Por meio da assessoria da INB, a reportagem questionou Adauto Seixas e Josiana Alves sobre o assunto. A esposa do presidente da estatal não se manifestou. Seixas respondeu por meio da própria INB e diz ser vítima de perseguição.
As ameaças, segundo a servidora da INB, tiveram início após a gravação ilegal e vazamento de uma conversa que ela teve com Adauto Seixas, na empresa, em maio de 2023, quando ele estava prestes a assumir o comando da estatal. Seixas, que também é servidor de carreira, havia sido diretor de recursos minerais da INB.
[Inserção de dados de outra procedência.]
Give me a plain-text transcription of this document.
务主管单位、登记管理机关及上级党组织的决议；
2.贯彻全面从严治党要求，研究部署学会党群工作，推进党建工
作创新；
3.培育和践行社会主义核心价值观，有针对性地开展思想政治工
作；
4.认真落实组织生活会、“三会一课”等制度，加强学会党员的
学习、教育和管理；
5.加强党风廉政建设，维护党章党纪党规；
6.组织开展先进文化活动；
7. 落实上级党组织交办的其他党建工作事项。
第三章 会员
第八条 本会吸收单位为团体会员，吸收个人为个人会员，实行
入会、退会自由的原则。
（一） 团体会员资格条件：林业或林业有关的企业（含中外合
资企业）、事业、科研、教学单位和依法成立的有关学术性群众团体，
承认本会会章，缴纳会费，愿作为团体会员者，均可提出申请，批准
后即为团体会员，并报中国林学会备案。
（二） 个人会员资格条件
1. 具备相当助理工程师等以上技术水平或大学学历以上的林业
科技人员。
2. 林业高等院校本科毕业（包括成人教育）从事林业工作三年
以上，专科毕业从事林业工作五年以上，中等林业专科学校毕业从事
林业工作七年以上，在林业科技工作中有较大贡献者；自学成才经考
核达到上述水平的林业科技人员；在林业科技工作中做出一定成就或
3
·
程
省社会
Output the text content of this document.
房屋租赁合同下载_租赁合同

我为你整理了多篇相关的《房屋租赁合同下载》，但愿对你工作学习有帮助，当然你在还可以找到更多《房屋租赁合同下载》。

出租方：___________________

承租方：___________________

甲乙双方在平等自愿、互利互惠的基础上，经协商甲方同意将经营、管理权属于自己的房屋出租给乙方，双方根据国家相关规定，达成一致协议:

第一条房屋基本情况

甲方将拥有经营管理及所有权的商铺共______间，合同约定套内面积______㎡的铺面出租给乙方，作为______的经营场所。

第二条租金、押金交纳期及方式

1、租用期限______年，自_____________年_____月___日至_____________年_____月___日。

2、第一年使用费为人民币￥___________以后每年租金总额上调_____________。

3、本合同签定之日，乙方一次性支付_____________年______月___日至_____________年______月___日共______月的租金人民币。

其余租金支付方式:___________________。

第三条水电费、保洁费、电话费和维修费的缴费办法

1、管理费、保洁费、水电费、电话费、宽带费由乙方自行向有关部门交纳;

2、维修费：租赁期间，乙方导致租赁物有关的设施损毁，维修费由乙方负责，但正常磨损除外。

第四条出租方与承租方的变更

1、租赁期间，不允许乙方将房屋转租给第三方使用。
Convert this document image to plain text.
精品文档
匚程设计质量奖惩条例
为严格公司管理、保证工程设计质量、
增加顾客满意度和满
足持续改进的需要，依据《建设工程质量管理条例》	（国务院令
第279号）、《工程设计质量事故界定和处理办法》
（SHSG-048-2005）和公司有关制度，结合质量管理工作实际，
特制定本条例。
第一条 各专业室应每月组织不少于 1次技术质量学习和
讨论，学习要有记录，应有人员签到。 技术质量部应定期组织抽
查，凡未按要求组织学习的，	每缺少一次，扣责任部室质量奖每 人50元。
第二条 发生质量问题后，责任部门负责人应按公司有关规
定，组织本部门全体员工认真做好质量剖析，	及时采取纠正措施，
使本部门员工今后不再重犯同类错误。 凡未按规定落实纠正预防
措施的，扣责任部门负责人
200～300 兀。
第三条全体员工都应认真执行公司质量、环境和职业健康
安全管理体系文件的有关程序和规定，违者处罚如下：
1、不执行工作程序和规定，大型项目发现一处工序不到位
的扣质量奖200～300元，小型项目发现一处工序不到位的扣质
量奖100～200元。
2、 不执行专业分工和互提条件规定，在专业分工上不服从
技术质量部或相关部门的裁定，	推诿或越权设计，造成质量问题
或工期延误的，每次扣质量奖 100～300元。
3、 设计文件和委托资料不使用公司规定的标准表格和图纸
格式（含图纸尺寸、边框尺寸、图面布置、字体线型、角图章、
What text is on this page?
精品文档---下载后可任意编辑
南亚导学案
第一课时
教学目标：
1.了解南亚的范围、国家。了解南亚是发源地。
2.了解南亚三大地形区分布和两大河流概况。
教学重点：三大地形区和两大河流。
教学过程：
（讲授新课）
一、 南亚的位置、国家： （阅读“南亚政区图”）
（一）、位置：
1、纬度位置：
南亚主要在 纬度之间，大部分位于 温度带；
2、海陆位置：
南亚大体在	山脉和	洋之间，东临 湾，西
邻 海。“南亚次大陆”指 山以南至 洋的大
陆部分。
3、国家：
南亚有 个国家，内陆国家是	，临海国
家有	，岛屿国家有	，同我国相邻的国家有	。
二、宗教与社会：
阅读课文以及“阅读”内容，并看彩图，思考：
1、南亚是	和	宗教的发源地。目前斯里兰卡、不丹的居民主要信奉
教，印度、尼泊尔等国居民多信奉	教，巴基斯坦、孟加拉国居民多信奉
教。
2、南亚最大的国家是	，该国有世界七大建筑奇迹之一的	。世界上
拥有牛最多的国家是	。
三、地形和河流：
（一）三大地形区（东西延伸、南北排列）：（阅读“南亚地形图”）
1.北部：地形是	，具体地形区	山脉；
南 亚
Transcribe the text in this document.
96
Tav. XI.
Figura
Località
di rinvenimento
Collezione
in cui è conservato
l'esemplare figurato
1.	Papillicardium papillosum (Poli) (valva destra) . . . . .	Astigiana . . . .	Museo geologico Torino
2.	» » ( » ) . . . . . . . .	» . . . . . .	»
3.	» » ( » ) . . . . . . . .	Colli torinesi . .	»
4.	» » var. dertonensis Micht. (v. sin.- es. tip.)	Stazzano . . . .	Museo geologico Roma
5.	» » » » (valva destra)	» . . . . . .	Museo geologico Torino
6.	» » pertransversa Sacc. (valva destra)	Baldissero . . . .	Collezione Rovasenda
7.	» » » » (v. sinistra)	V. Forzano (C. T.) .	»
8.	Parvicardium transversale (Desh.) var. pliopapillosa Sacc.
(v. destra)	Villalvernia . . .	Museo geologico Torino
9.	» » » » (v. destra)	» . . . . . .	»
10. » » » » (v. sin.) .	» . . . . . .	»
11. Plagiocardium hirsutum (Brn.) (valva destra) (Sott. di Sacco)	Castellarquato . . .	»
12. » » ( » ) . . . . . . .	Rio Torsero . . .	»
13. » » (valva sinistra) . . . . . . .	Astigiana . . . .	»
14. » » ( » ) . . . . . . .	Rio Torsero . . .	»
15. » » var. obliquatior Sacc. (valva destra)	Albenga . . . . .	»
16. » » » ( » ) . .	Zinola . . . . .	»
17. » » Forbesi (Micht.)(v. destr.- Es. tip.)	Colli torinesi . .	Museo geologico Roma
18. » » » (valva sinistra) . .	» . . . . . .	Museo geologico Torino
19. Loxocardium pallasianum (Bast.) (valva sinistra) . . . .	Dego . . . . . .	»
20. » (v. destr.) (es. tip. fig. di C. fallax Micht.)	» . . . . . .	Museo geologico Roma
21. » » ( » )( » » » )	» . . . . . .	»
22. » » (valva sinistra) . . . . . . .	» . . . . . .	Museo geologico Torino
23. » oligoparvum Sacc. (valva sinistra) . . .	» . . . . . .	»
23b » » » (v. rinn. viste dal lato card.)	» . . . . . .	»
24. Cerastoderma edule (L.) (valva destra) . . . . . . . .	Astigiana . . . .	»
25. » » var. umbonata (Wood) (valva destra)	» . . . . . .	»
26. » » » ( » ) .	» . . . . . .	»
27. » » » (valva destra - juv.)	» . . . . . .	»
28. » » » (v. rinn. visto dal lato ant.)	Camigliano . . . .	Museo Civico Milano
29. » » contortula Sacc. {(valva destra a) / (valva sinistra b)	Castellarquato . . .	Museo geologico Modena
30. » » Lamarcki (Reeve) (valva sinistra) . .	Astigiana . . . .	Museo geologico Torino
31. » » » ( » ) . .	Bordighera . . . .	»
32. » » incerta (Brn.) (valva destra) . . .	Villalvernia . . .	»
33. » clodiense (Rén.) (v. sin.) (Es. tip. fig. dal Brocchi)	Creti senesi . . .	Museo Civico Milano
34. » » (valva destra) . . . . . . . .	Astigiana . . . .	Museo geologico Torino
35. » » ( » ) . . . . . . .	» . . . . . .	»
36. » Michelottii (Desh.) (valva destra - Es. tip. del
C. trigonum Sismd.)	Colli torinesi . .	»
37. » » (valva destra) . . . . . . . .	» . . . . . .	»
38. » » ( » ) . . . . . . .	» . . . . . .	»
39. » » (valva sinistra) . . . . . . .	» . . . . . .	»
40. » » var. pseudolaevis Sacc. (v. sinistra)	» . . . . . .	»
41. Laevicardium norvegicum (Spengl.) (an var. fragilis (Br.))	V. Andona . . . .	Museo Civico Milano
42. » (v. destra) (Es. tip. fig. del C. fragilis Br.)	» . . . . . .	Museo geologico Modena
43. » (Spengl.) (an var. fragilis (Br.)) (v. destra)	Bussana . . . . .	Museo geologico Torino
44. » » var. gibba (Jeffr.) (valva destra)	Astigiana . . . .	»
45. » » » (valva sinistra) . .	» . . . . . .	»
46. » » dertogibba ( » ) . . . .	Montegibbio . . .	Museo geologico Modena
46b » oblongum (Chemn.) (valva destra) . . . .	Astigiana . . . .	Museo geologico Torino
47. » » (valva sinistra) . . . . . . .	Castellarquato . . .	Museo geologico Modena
Após as denúncias à ouvidoria da estatal feita pela servidora, os emails e ligações que recebia na empresa cessaram, mas voltaram à carga no ano passado. Em junho de 2024, após enviar uma mensagem profissional a contatos internos da empresa, incluindo a presidência, na qual sugeria melhorias na divulgação de um simulado de emergência em uma das barragens da INB, ela passou a ser alvo de novos ataques pela esposa do presidente da estatal, conforme relatou oficialmente.
“Enviei email de cunho profissional a contatos internos da empresa, sugerindo melhorias nos releases. Como a gerência que recorri está ligada diretamente à presidência da INB, coloquei o email corporativo da presidência”, declarou a servidora, em documento enviado à ouvidoria da Enbpar, estatal que controla a INB.
“Sofri ataques gratuitos, além de ameaças de monitoramento constante dentro da INB. Diante da gravidade dos novos fatos apresentados, diante da inércia dos órgãos internos em me proteger de ataques de terceiros não ligados diretamente à INB, submeto ao conhecimento da EnbPar a perseguição que venho sofrendo em meu ambiente de trabalho”, escreveu.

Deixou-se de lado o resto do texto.